Really? Who cares what “label” was placed on the counterclaim, even by the policyholder? For purposes of interpreting coverage, shouldn’t the appropriate inquiry simply be into what the policy actually says, as compared to the allegations in the counterclaim?  If not, then lawyers and policyholders need to be even more extremely careful about everything they write, for fear that their statements may “trump” the actual language in the relevant documents (the policy and the operative complaint).

Perhaps the New Jersey Supreme Court best characterized this dilemma in Voorhees v. Preferred Mut. Ins. Co. [128 N.J. 165, 174 (1992)] when it wrote:  “The duty to defend …is determined by whether a covered claim is made, not by how well it is made. A third party does not write the complaint to apprise the defendant’s insurer of potential coverage; fundamentally, a complaint need only apprise the opposing party of disputed claims and issues.”  (Emphasis mine.)

Alas, even if the “label” hurdle had been overcome here, the substantive insurance claim failed anyway.

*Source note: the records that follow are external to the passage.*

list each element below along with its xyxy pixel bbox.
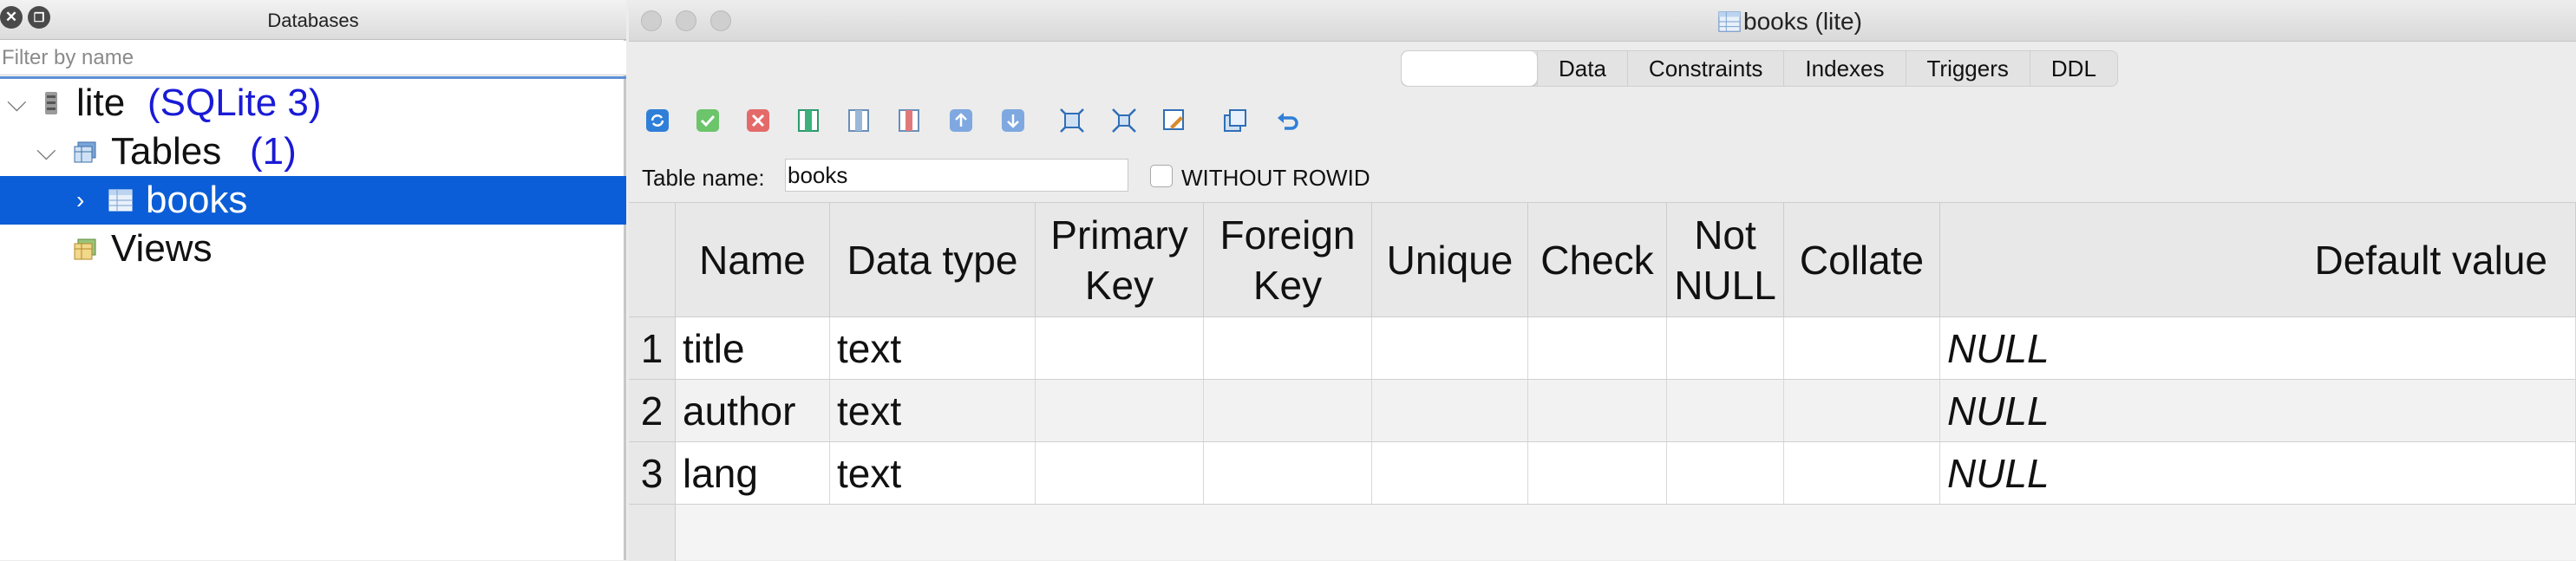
cell-not-null[interactable] [1667, 442, 1784, 505]
database-icon [45, 92, 57, 114]
table-name-label: Table name: [642, 165, 765, 191]
cell-check[interactable] [1528, 317, 1667, 380]
row-number[interactable]: 1 [629, 317, 676, 380]
tab-triggers[interactable]: Triggers [1905, 51, 2030, 86]
cell-check[interactable] [1528, 442, 1667, 505]
without-rowid-label: WITHOUT ROWID [1181, 165, 1370, 191]
column-header-collate[interactable]: Collate [1784, 203, 1940, 317]
window-title: books (lite) [1717, 8, 1862, 36]
cell-primary-key[interactable] [1036, 380, 1204, 442]
column-header-check[interactable]: Check [1528, 203, 1667, 317]
tables-label: Tables [111, 130, 222, 173]
tree-item-tables[interactable]: ⌵ Tables (1) [0, 127, 626, 176]
panel-title: Databases [267, 10, 359, 31]
databases-panel: ✕ ❐ Databases ⌵ lite (SQLite 3) ⌵ [0, 0, 626, 560]
without-rowid-checkbox[interactable] [1150, 165, 1173, 187]
table-name-input[interactable] [785, 159, 1128, 192]
editor-tabs: Data Constraints Indexes Triggers DDL [1401, 50, 2118, 87]
cell-name[interactable]: lang [676, 442, 830, 505]
column-header-foreign-key[interactable]: Foreign Key [1204, 203, 1372, 317]
cell-name[interactable]: author [676, 380, 830, 442]
row-number[interactable]: 3 [629, 442, 676, 505]
tables-folder-icon [74, 141, 96, 163]
columns-grid: Name Data type Primary Key Foreign Key U… [629, 202, 2576, 561]
cell-collate[interactable] [1784, 380, 1940, 442]
cell-default-value[interactable]: NULL [1940, 442, 2576, 505]
cell-collate[interactable] [1784, 442, 1940, 505]
cell-unique[interactable] [1372, 380, 1528, 442]
shrink-columns-icon[interactable] [1111, 108, 1137, 134]
chevron-right-icon[interactable]: › [76, 176, 84, 225]
tab-indexes[interactable]: Indexes [1783, 51, 1905, 86]
column-header-default-value[interactable]: Default value [1940, 203, 2576, 317]
cell-default-value[interactable]: NULL [1940, 380, 2576, 442]
minimize-window-button[interactable] [676, 10, 696, 31]
table-icon [108, 189, 133, 212]
database-type: (SQLite 3) [147, 82, 322, 124]
tab-constraints[interactable]: Constraints [1626, 51, 1784, 86]
cell-collate[interactable] [1784, 317, 1940, 380]
tree-item-books[interactable]: › books [0, 176, 626, 225]
cell-data-type[interactable]: text [830, 317, 1036, 380]
cell-unique[interactable] [1372, 442, 1528, 505]
cell-not-null[interactable] [1667, 317, 1784, 380]
cell-check[interactable] [1528, 380, 1667, 442]
tab-ddl[interactable]: DDL [2029, 51, 2117, 86]
tree-item-views[interactable]: Views [0, 225, 626, 273]
table-editor-window: books (lite) Data Constraints Indexes Tr… [629, 0, 2576, 561]
column-header-not-null[interactable]: Not NULL [1667, 203, 1784, 317]
database-name: lite [76, 82, 126, 124]
cell-not-null[interactable] [1667, 380, 1784, 442]
tree-item-database[interactable]: ⌵ lite (SQLite 3) [0, 79, 626, 127]
views-icon [74, 238, 96, 260]
cell-data-type[interactable]: text [830, 442, 1036, 505]
move-up-icon[interactable] [948, 108, 974, 134]
chevron-down-icon[interactable]: ⌵ [36, 127, 56, 176]
chevron-down-icon[interactable]: ⌵ [7, 79, 27, 127]
cell-unique[interactable] [1372, 317, 1528, 380]
column-header-name[interactable]: Name [676, 203, 830, 317]
tab-data[interactable]: Data [1537, 51, 1627, 86]
zoom-window-button[interactable] [710, 10, 731, 31]
cancel-icon[interactable] [745, 108, 771, 134]
filter-input[interactable] [0, 41, 626, 75]
insert-column-icon[interactable] [846, 108, 872, 134]
column-header-data-type[interactable]: Data type [830, 203, 1036, 317]
copy-icon[interactable] [1222, 108, 1248, 134]
undo-icon[interactable] [1274, 108, 1300, 134]
table-icon [1718, 11, 1741, 32]
views-label: Views [111, 227, 212, 270]
row-header-empty [629, 505, 676, 561]
cell-primary-key[interactable] [1036, 317, 1204, 380]
window-title-bar: books (lite) [629, 0, 2576, 42]
cell-name[interactable]: title [676, 317, 830, 380]
close-window-button[interactable] [641, 10, 662, 31]
column-header-primary-key[interactable]: Primary Key [1036, 203, 1204, 317]
cell-foreign-key[interactable] [1204, 317, 1372, 380]
cell-foreign-key[interactable] [1204, 380, 1372, 442]
panel-title-bar: ✕ ❐ Databases [0, 0, 626, 40]
database-tree: ⌵ lite (SQLite 3) ⌵ Tables (1) › books V… [0, 76, 626, 560]
delete-column-icon[interactable] [896, 108, 922, 134]
apply-icon[interactable] [695, 108, 721, 134]
edit-icon[interactable] [1161, 108, 1187, 134]
column-header-unique[interactable]: Unique [1372, 203, 1528, 317]
move-down-icon[interactable] [1000, 108, 1026, 134]
tables-count: (1) [250, 130, 297, 173]
cell-foreign-key[interactable] [1204, 442, 1372, 505]
cell-default-value[interactable]: NULL [1940, 317, 2576, 380]
add-column-icon[interactable] [795, 108, 821, 134]
row-number[interactable]: 2 [629, 380, 676, 442]
cell-data-type[interactable]: text [830, 380, 1036, 442]
tab-structure[interactable] [1402, 51, 1537, 86]
corner-header [629, 203, 676, 317]
window-title-text: books (lite) [1743, 8, 1862, 35]
table-name: books [146, 179, 248, 221]
refresh-icon[interactable] [644, 108, 670, 134]
cell-primary-key[interactable] [1036, 442, 1204, 505]
fit-columns-icon[interactable] [1059, 108, 1085, 134]
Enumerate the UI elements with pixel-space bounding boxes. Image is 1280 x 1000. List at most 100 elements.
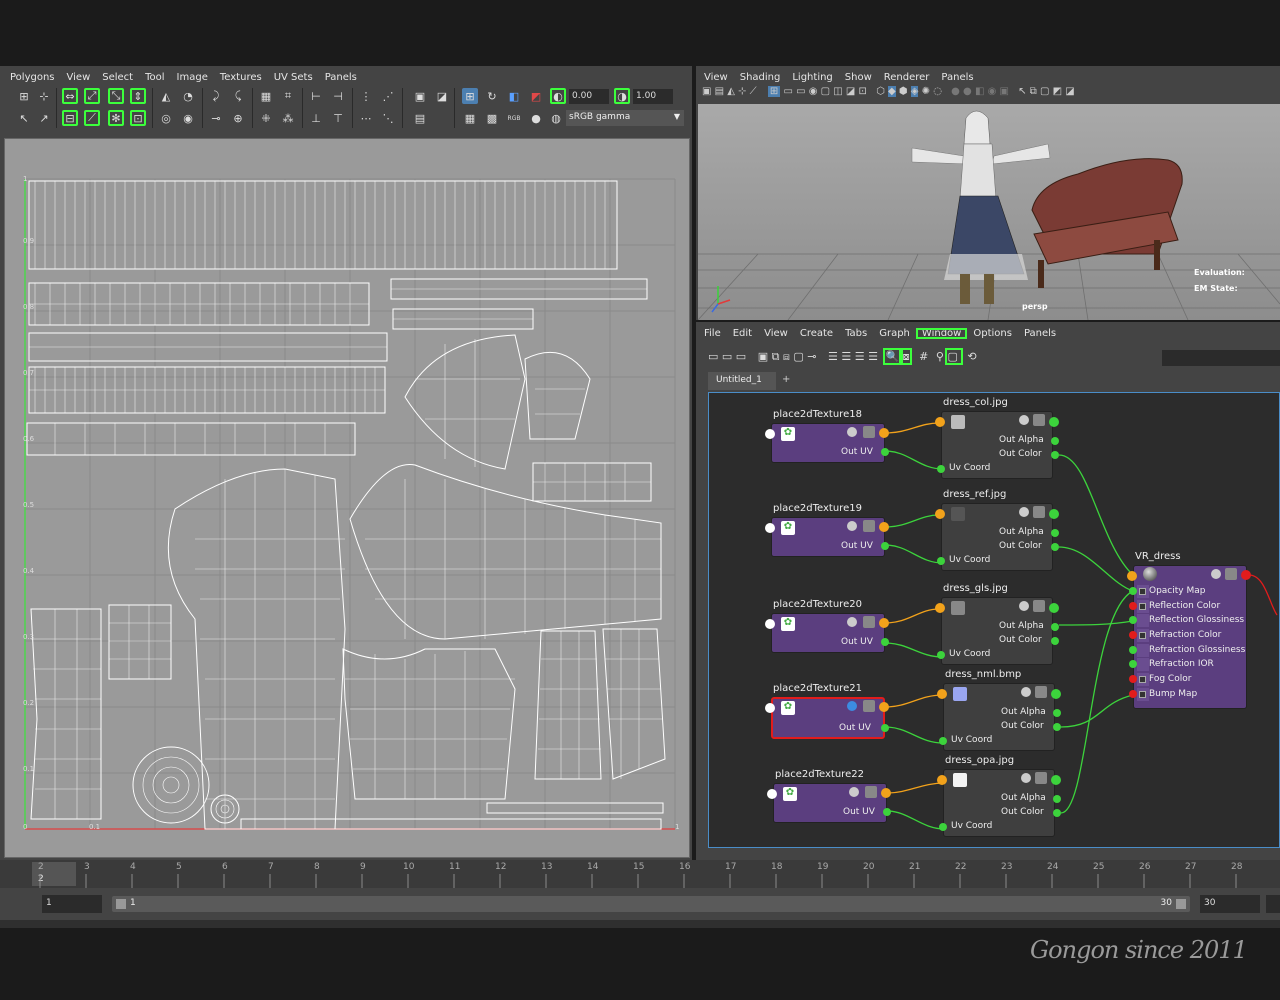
ne-menu-window[interactable]: Window: [915, 327, 968, 339]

The Sixth Circuit concluded that there was no slander, libel or disparagement (as required by paragraph “a” of the “personal injury” coverage) because there was no “publication” of material to a third party – only to JKD. The Court also noted that the counterclaim did not “include allegations that Stafford said anything about JKD or its services,” only about the diamond not being in the box.  (That last point is sort of silly, but I don’t get to make these decisions, only complain about them.  If the diamond wasn’t in the box, then Stafford was accusing JKD of theft.) 

As to the “publication” requirement in certain personal injury-type claims, we saw this situation recently in the cyberliability context, in the Connecticut case of Recall Total Information v. Federal Insurance.  There, IBM hired a contractor (Recall) to transport and store electronic media tapes containing personal information (including social security numbers) of 500,000 IBM employees. The tapes fell out of the back of a truck that was rolling down the highway, an unknown person picked them up, and IBM claimed $6 million in damages to remediate the problem (primarily consisting of costs to identify and notify the persons whose data potentially had been compromised). Recall filed a claim with its liability carrier, under the “invasion of privacy” provisions in the “personal injury” coverage.  But, as in Stafford, the Court held that no “personal injury” because there was no proof of “publication”.  Specifically, there was no proof that anyone had actually downloaded the data from the tapes.  The Court wrote: “Regardless of the precise definition of publication, we believe that access is a necessary prerequisite to the communication or disclosure of personal information.”

Back to the Stafford case. One possible avenue of recovery in the policy (not discussed by the Court) was the additional “malicious prosecution” coverage under the personal injury part (an offense that does not require “publication”). After all, JKD essentially contended (unsuccessfully) that Stafford improperly prosecuted the claim of the missing diamond, in an effort to commit insurance fraud.  The problem is that, for a malicious prosecution lawsuit to have merit, the underlying claim has to terminate unfavorably for the alleged “malicious prosecutor” (here, Stafford). Stafford won its lawsuit against JKD, so the personal injury coverage for malicious prosecution wouldn’t work. Note to risk managers: Try to have personal injury coverage endorsed on the policy for “abuse of process,” not only “malicious prosecution.”  “Abuse of process” does not require the plaintiff (policyholder) to lose its case, and therefore coverage for “abuse of process” is broader.

As for Stafford and the Pink Panther, well, sometimes, things just don’t work out quite as well as you’d like.